Трудно сказать, какое мироощущение сложится в будущем в душе советского бойца, но не думаю, что оно будет очень отличным от того, под знаком которого воевали наши сибирские части. Солдатская вера как была, так и будет все той же: царь приказал, Бог попустил, податься некуда, а впрочем, на миру и смерть красна. В этой формуле царя можно заменить вождем, на худой конец даже и президентом республики, а Бога — безликим провидением, или судьбой. Миросозерцательное содержание старой формулы от этого, конечно, изменится, но ее эмоциональным корнем останется всё то же чувство: чувство зависимости человеческой жизни от высших сил, чувство невозможности сопротивляться и добровольная готовность соборного подчинения им до самой смерти. Там, где это чувство в народе исчезает, в конце концов исчезает и солдатская доблесть. Мне кажется, что окончательная утрата французским народом, отчасти в связи с гарантиями Версальского договора, трагического ощущения жизни и ее неизничтожимых опасностей, является главною причиною непостижимого разгрома французской армии в 1940–м году.

Готовясь к разрушению мира войною, мы в Иркутске с не меньшею серьезностью готовились и к мирной жизни на фронте: покупали удобные походные кровати, изумительные енотовые чулки, шили себе чесучовое белье и нашивали кожаные леи на наскоро купленные в Москве рейтузы.

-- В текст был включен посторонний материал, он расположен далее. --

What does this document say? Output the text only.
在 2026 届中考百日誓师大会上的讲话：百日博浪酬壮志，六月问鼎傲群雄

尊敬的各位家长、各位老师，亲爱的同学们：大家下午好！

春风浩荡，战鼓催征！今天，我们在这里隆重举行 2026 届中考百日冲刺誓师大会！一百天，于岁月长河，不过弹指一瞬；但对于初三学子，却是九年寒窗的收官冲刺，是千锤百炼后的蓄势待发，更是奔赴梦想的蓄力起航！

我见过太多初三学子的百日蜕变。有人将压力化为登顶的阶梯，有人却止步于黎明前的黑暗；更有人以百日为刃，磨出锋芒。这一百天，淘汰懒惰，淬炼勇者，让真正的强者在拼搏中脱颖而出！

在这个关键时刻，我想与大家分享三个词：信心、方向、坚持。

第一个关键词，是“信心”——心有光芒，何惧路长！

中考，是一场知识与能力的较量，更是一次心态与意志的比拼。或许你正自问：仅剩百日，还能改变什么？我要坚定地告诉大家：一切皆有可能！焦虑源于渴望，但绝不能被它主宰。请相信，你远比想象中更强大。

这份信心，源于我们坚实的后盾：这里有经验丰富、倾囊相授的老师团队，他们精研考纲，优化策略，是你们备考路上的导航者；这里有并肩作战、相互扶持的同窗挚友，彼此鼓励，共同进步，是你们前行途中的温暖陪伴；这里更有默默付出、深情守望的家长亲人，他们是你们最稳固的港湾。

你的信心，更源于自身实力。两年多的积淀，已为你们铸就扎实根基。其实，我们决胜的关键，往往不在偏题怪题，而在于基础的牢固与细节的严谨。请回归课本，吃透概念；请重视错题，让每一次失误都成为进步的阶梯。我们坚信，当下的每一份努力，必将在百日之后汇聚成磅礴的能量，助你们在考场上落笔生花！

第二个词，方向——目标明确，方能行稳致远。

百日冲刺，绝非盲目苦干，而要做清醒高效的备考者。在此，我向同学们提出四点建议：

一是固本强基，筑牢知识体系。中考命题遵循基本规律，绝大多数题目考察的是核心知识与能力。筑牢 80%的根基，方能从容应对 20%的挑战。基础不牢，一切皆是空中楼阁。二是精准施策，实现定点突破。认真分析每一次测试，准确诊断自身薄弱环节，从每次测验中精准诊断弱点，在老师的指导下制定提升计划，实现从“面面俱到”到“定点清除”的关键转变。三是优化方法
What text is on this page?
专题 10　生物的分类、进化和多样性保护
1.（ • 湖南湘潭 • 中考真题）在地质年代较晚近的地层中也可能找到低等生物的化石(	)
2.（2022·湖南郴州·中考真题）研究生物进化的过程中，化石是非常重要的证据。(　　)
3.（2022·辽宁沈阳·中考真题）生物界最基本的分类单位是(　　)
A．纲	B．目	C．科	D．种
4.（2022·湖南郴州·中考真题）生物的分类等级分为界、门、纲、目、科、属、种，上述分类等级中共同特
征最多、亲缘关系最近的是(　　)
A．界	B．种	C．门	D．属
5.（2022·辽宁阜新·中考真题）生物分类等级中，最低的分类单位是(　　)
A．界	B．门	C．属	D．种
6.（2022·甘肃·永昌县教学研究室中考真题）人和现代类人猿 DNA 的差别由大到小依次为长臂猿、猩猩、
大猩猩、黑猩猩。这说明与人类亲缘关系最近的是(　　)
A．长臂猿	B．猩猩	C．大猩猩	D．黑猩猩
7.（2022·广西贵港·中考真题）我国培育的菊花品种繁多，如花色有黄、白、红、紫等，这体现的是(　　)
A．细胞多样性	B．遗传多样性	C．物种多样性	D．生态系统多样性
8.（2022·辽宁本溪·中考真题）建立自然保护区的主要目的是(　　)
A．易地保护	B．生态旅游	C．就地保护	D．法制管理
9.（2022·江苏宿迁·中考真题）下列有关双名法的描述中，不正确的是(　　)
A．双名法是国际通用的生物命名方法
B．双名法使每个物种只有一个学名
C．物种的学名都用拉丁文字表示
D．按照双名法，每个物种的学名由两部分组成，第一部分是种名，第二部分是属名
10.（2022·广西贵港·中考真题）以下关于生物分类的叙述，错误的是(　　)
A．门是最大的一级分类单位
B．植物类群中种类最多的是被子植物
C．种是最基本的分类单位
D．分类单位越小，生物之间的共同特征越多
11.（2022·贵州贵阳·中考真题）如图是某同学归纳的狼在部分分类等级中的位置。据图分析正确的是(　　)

Перед погрузкою Наташа ночи напролет дошивала мое военное приданое. Ее изобретательности не было конца. Так как походные койки были уж очень малы, то мы купили складную кровать с прекрасным матрацем. Надо было только смастерить для нее крепкий чехол, в который она вместе с одеялом и подушками могла бы быть в одну минуту упакована. Проблему такого, обшитого по швам кожею брезентового чехла, Наташа, к великому удовольствию моего денщика Семена Путилова, разрешила блестяще. На фронте я спал удобнее всех товарищей и моя койка была всегда первою на двуколке.

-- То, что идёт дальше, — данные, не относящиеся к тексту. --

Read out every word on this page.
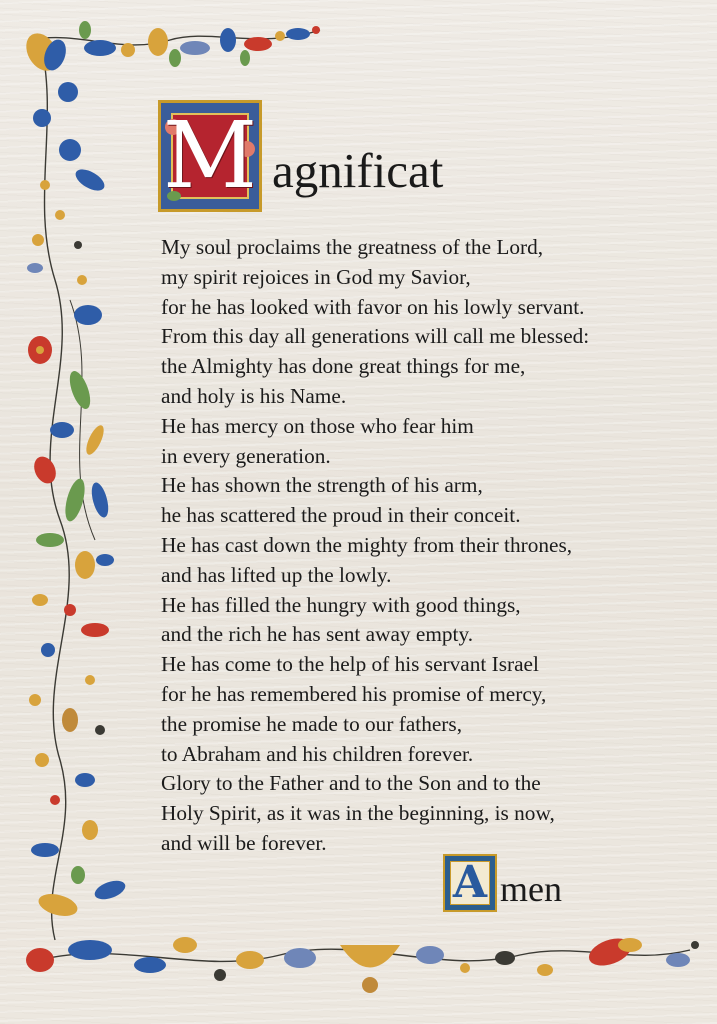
M agnificat
My soul proclaims the greatness of the Lord,
my spirit rejoices in God my Savior,
for he has looked with favor on his lowly servant.
From this day all generations will call me blessed:
the Almighty has done great things for me,
and holy is his Name.
He has mercy on those who fear him
in every generation.
He has shown the strength of his arm,
he has scattered the proud in their conceit.
He has cast down the mighty from their thrones,
and has lifted up the lowly.
He has filled the hungry with good things,
and the rich he has sent away empty.
He has come to the help of his servant Israel
for he has remembered his promise of mercy,
the promise he made to our fathers,
to Abraham and his children forever.
Glory to the Father and to the Son and to the
Holy Spirit, as it was in the beginning, is now,
and will be forever.
A men
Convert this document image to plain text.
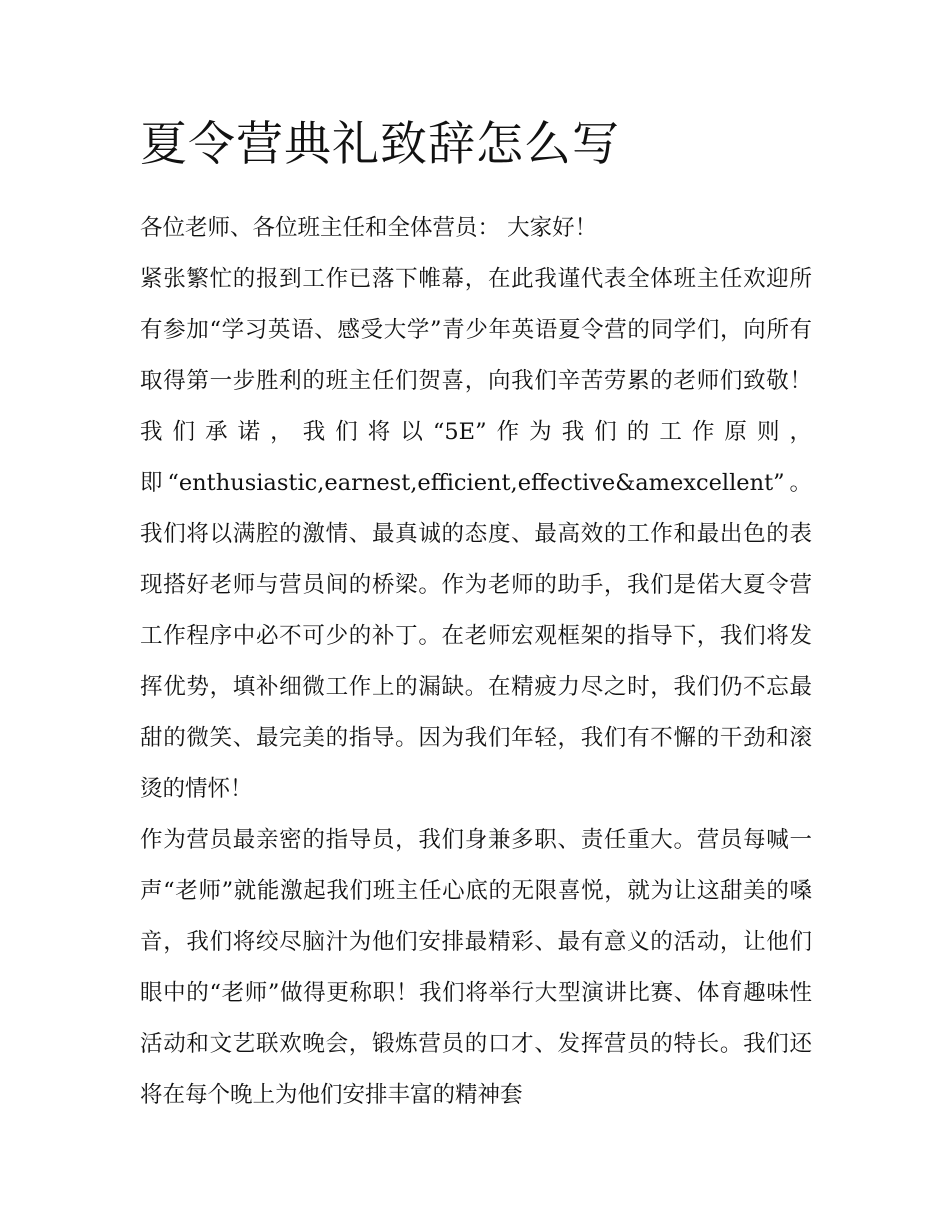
夏令营典礼致辞怎么写

各位老师、各位班主任和全体营员： 大家好！

紧张繁忙的报到工作已落下帷幕，在此我谨代表全体班主任欢迎所有参加“学习英语、感受大学”青少年英语夏令营的同学们，向所有取得第一步胜利的班主任们贺喜，向我们辛苦劳累的老师们致敬！我们承诺，我们将以“5E”作为我们的工作原则，即“enthusiastic,earnest,efficient,effective&amexcellent”。我们将以满腔的激情、最真诚的态度、最高效的工作和最出色的表现搭好老师与营员间的桥梁。作为老师的助手，我们是偌大夏令营工作程序中必不可少的补丁。在老师宏观框架的指导下，我们将发挥优势，填补细微工作上的漏缺。在精疲力尽之时，我们仍不忘最甜的微笑、最完美的指导。因为我们年轻，我们有不懈的干劲和滚烫的情怀！

作为营员最亲密的指导员，我们身兼多职、责任重大。营员每喊一声“老师”就能激起我们班主任心底的无限喜悦，就为让这甜美的嗓音，我们将绞尽脑汁为他们安排最精彩、最有意义的活动，让他们眼中的“老师”做得更称职！我们将举行大型演讲比赛、体育趣味性活动和文艺联欢晚会，锻炼营员的口才、发挥营员的特长。我们还将在每个晚上为他们安排丰富的精神套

Дня нашего выступления из Иркутска на фронт назвать не могу. Думаю, что мы двинулись из Лесихи на станцию Иннокентьевскую, куда был подан поездной состав, в последних числах сентября. Темную, злую ночь нашего первого похода сменило холодное, дождливое утро. Помню, как охваченный горячкою погрузки, я издали увидел подходившую ко мне в косых штрихах дождя Наташу и, увидав, впервые понял, что война началась всерьез. В ее печально–сером, сиром силуэте, отчужденно и неуверенно продвигавшемся по шпалам запасных путей среди повсюду снующих солдат, погруженных орудий, выглядывающих из вагонов лошадиных морд, мешков с овсом и гор прессованного сена, был до того очевиден вошедший в жизнь ужас, что во мне сразу пристыженно осекся тот бодрый, деловой подъем, с которым я распоряжался погрузкой своего взвода. Вынужденная внешняя деятельность неизбежно убивает в человеке ту созерцательную активность духа, которой только и открывается сущность мира и жизни.